Medroso e inseguro subí la escalera y me detuve ante la puerta. Aquel minúsculo despacho seguía igual: con su deslustrada mesa de madera, el flexo a mano izquierda, las sillas forradas de escay, y el armario metálico pegado a la pared y repleto de archivadores.

 —Don Emilio, ¿puc passar? —pregunté con un aceptable acento catalán.

Se levantó y me puso la mano en el hombro con su habitual cordialidad.

—No sabía que hablaras nuestro idioma —respondió en un afectuoso castellano—. ¿Qué te trae por aquí?

—Perdone si le interrumpo, pero hace tiempo que quería venir para agradecerle sus atenciones —contesté, aparentando un punto de confusión y timidez.

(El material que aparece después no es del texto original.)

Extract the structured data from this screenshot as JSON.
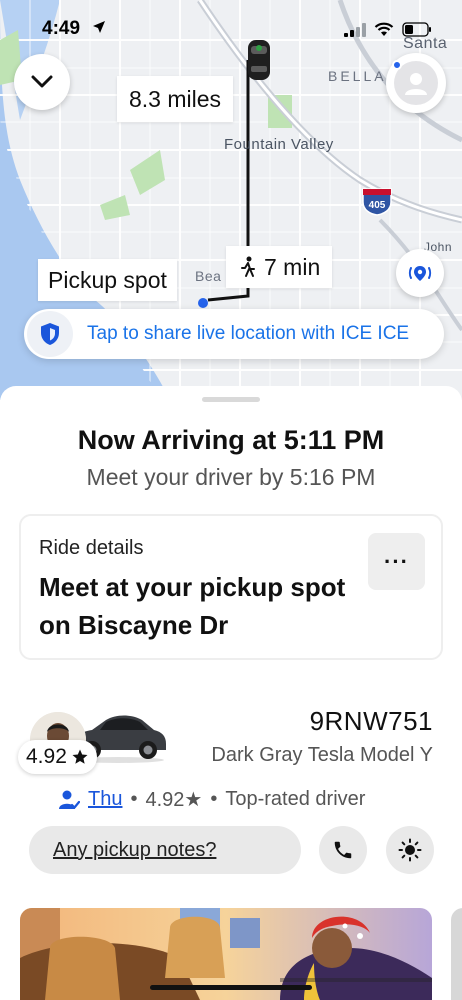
{
  "status_bar": {
    "time": "4:49"
  },
  "map": {
    "labels": {
      "santa": "Santa A",
      "bella": "BELLA",
      "fountain_valley": "Fountain Valley",
      "john": "John W",
      "seal": "Bea"
    },
    "highway_shield": "405",
    "distance": "8.3 miles",
    "walk_time": "7 min",
    "pickup_label": "Pickup spot",
    "share_banner": "Tap to share live location with ICE ICE"
  },
  "trip": {
    "arriving_title": "Now Arriving at 5:11 PM",
    "meet_by": "Meet your driver by 5:16 PM",
    "ride_details_label": "Ride details",
    "ride_details_text": "Meet at your pickup spot on Biscayne Dr",
    "more_label": "···"
  },
  "driver": {
    "rating_pill": "4.92",
    "plate": "9RNW751",
    "car_model": "Dark Gray Tesla Model Y",
    "name": "Thu",
    "rating_line": "4.92★",
    "badge": "Top-rated driver",
    "separator": "•"
  },
  "actions": {
    "notes": "Any pickup notes?"
  },
  "colors": {
    "accent_blue": "#1a73e8",
    "route": "#111111",
    "map_water": "#a9c8f0",
    "map_park": "#bfe3b4"
  }
}
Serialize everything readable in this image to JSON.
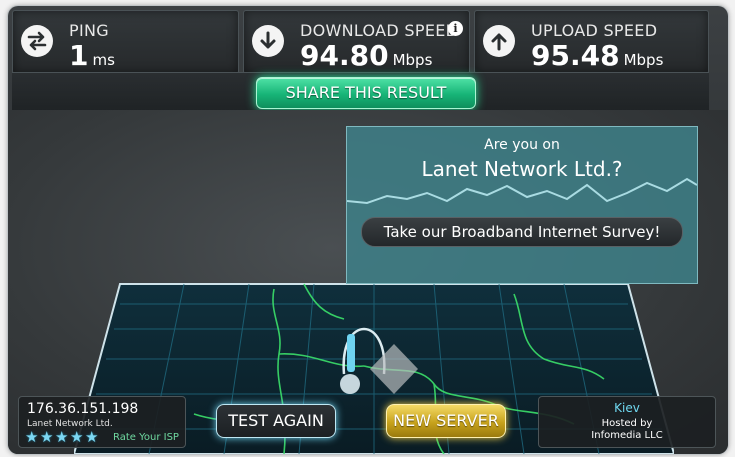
{
  "header": {
    "ping": {
      "label": "PING",
      "value": "1",
      "unit": "ms",
      "icon": "ping-arrows-icon"
    },
    "download": {
      "label": "DOWNLOAD SPEED",
      "value": "94.80",
      "unit": "Mbps",
      "icon": "download-arrow-icon",
      "info": "i"
    },
    "upload": {
      "label": "UPLOAD SPEED",
      "value": "95.48",
      "unit": "Mbps",
      "icon": "upload-arrow-icon"
    }
  },
  "share": {
    "label": "SHARE THIS RESULT"
  },
  "survey": {
    "question": "Are you on",
    "isp": "Lanet Network Ltd.?",
    "button": "Take our Broadband Internet Survey!"
  },
  "footer": {
    "ip": "176.36.151.198",
    "isp_name": "Lanet Network Ltd.",
    "rate_label": "Rate Your ISP",
    "stars": 5,
    "test_again": "TEST AGAIN",
    "new_server": "NEW SERVER",
    "server_city": "Kiev",
    "hosted_by": "Hosted by",
    "host_name": "Infomedia LLC"
  },
  "colors": {
    "accent_green": "#17b477",
    "accent_blue": "#6fd3f0",
    "accent_gold": "#c7a21c",
    "map_line_green": "#3be06a"
  }
}
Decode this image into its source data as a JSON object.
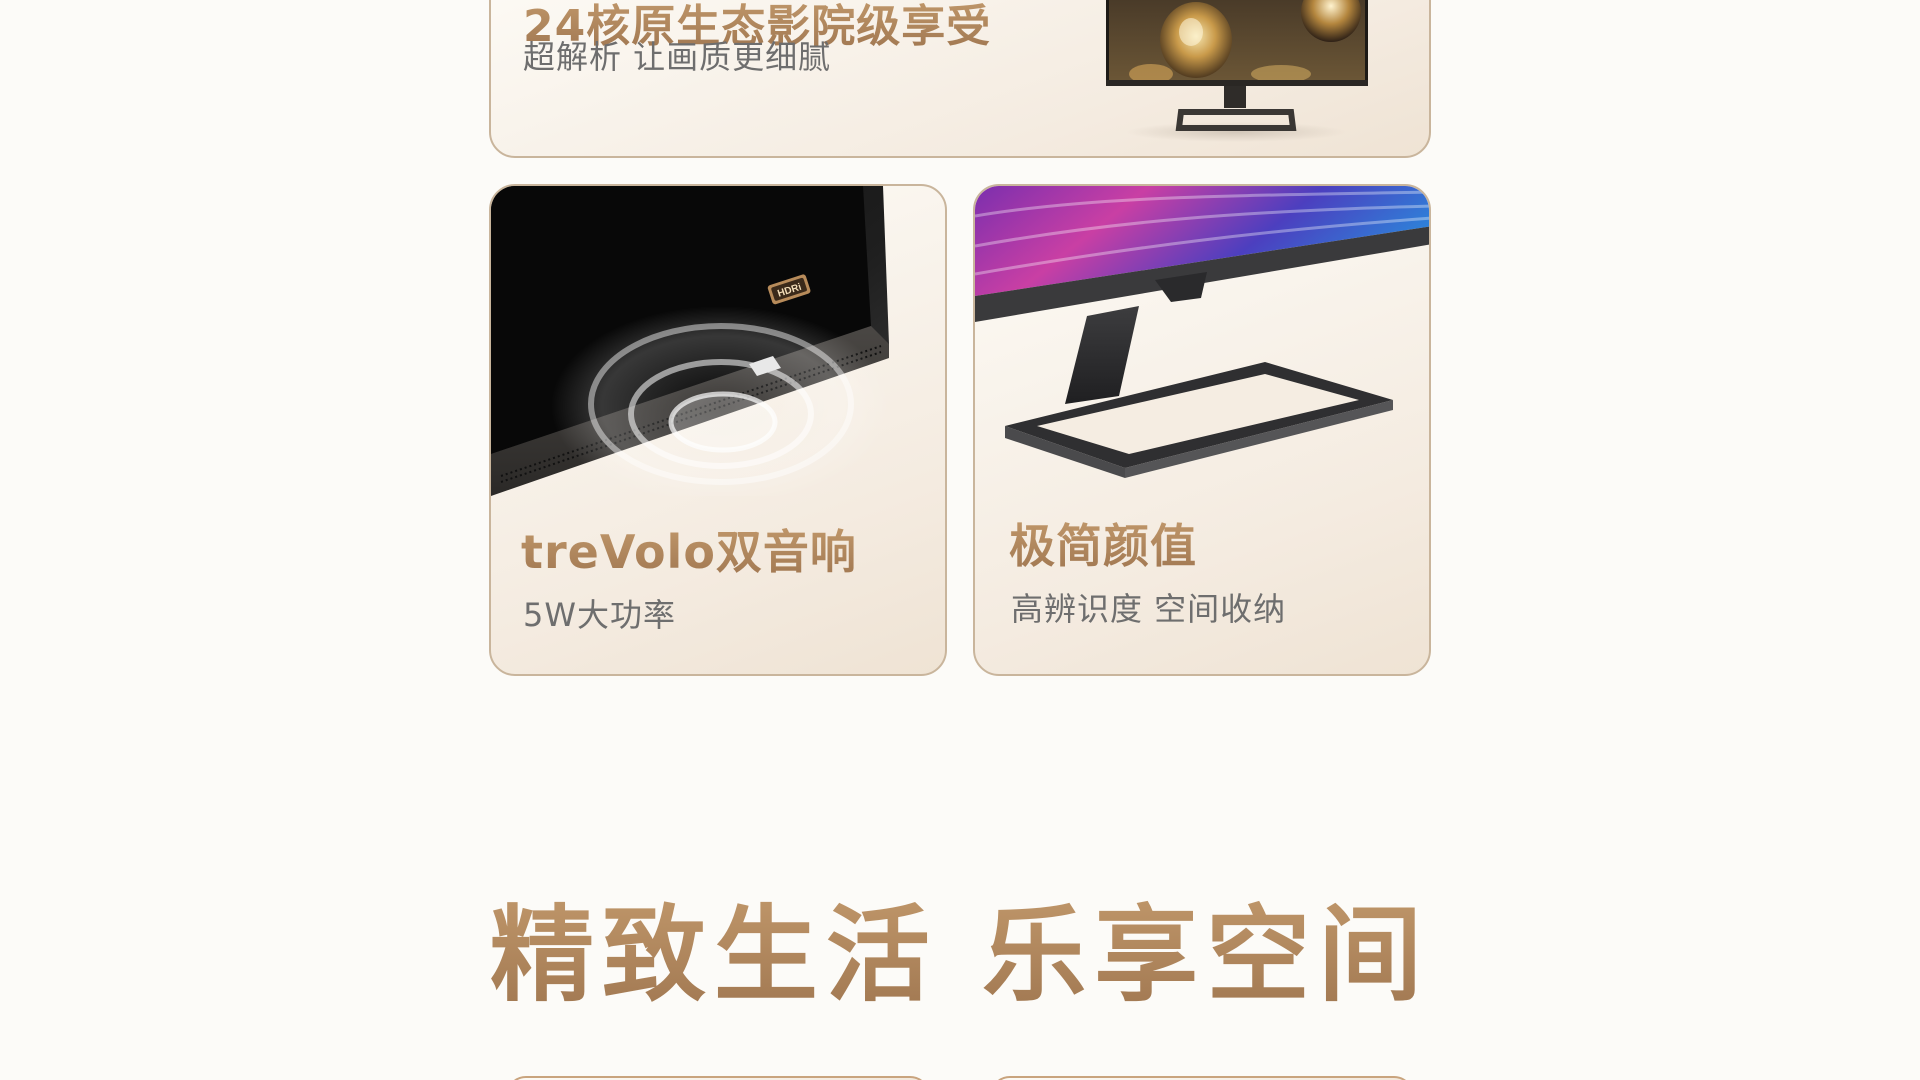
{
  "top_card": {
    "title": "24核原生态影院级享受",
    "subtitle": "超解析 让画质更细腻",
    "image": "monitor-front-icon"
  },
  "feature_cards": [
    {
      "title": "treVolo双音响",
      "subtitle": "5W大功率",
      "image": "speaker-icon",
      "badge": "HDRi"
    },
    {
      "title": "极简颜值",
      "subtitle": "高辨识度 空间收纳",
      "image": "monitor-stand-icon"
    }
  ],
  "section": {
    "heading": "精致生活 乐享空间"
  },
  "colors": {
    "accent_gold": "#b08560",
    "card_border": "#c9b59c",
    "background": "#fcfbf8",
    "subtitle_gray": "#6e6e6e"
  }
}
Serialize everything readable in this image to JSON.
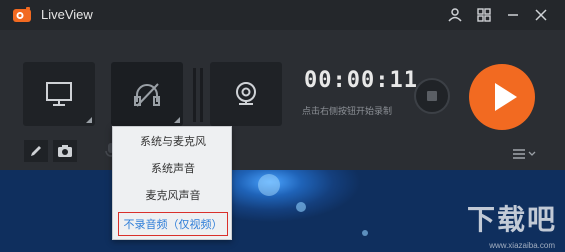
{
  "app": {
    "title": "LiveView",
    "accent": "#f26a21"
  },
  "titlebar": {
    "icons": [
      "user-icon",
      "grid-icon",
      "minimize-icon",
      "close-icon"
    ]
  },
  "sources": [
    {
      "name": "screen-capture",
      "icon": "monitor-icon"
    },
    {
      "name": "audio-source",
      "icon": "audio-off-icon"
    },
    {
      "name": "webcam",
      "icon": "webcam-icon"
    }
  ],
  "recording": {
    "timer": "00:00:11",
    "hint": "点击右侧按钮开始录制"
  },
  "tools": {
    "edit_icon": "pencil-icon",
    "screenshot_icon": "camera-icon",
    "mic_icon": "mic-icon",
    "menu_icon": "menu-icon"
  },
  "audio_menu": {
    "items": [
      "系统与麦克风",
      "系统声音",
      "麦克风声音",
      "不录音频（仅视频）"
    ],
    "selected_index": 3
  },
  "watermark": {
    "main": "下载吧",
    "sub": "www.xiazaiba.com"
  }
}
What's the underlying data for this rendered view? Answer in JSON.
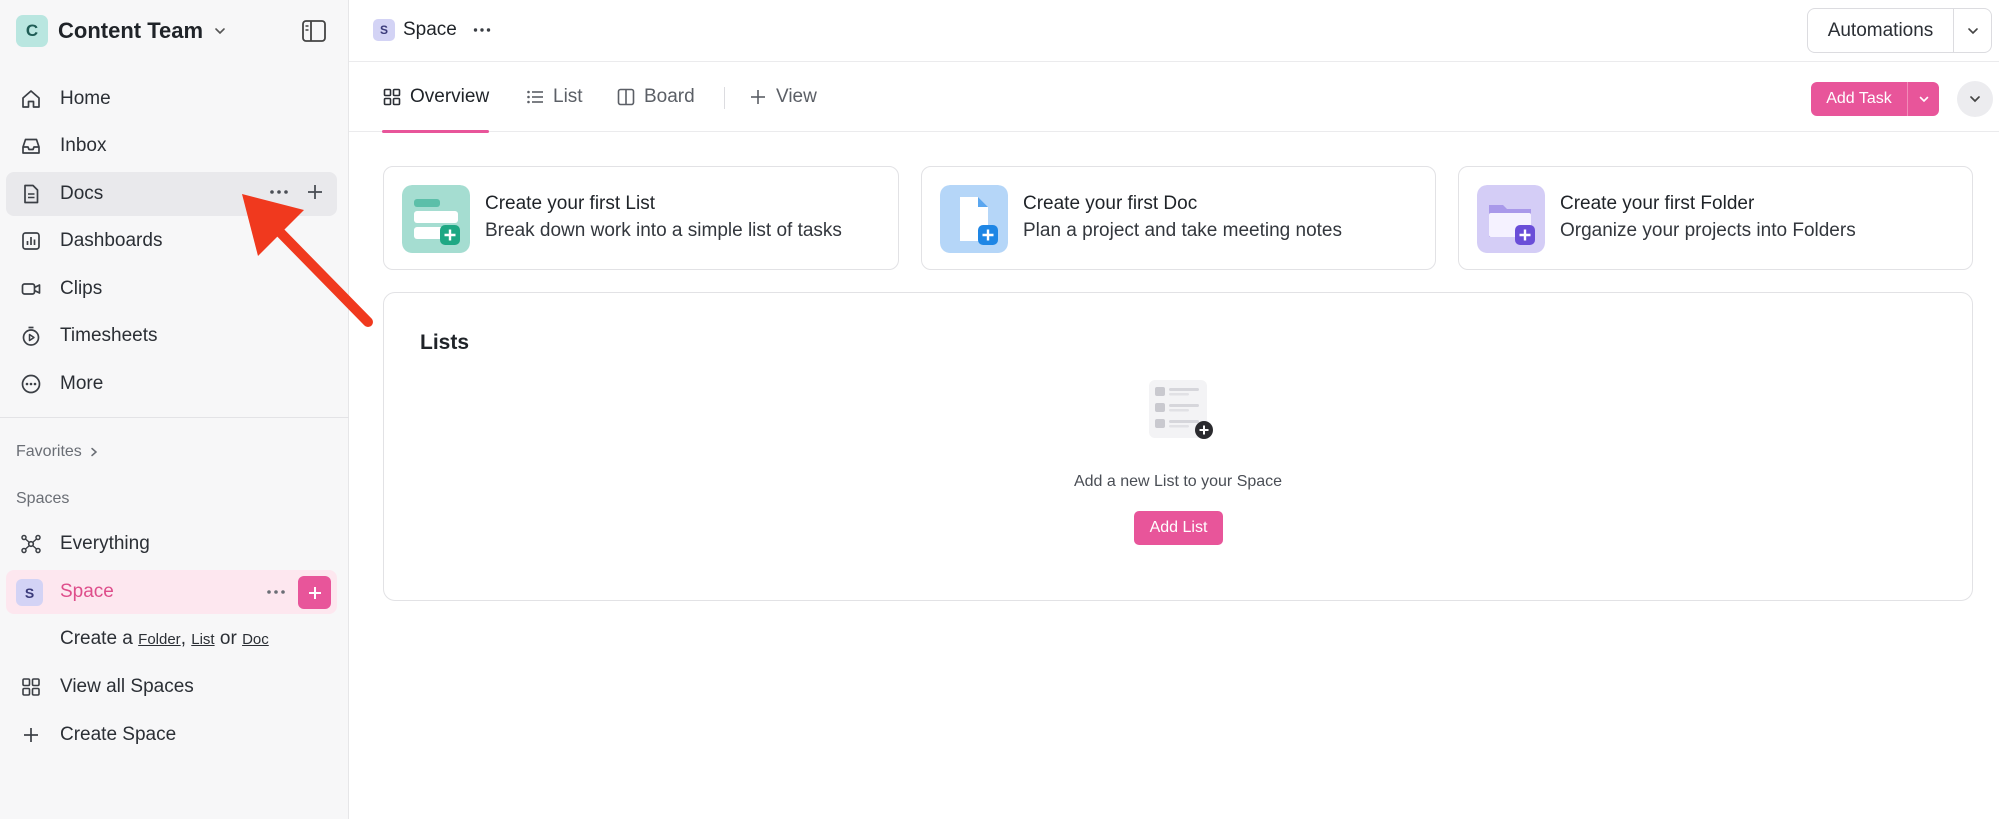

—Tú nunca interrumpes. Siéntate. ¿Ya has terminado la carrera?

—No, señor; pero me falta poco para acabarla.

—Bueno, cuéntame —dijo, mientras me observaba con atención—. ¿A qué te dedicas?

—Como ya le dije, soy asesor de inversiones en Borras Asociados. Informo sobre fondos, coberturas jurídicas, planes de capitalización…, en fin, ya sabe.

—Caramba, chico, eso suena muy bien. Cuéntame en qué consisten esos planes —respondió sonriendo.

Había preparado unos recibos con la liquidación de unos intereses al 20% a nombre de INVERGRUP y GESTBANK, sobre sus pólizas contratadas. Saqué los recibos de la cartera y los puse sobre la mesa, llamando su atención sobre la importancia de aquellos depósitos.

—Don Emilio, comprenda que esta es una información confidencial.

Los hojeó con atención, y al final hizo la pregunta que yo esperaba.

—¿Cómo es posible? ¿Un veinte por ciento?

—Sí, señor; la explicación es muy sencilla: no hay gastos de personal, ni oficinas, ni impuestos. Solo inversión y rentabilidad. Dinero limpio, don Emilio.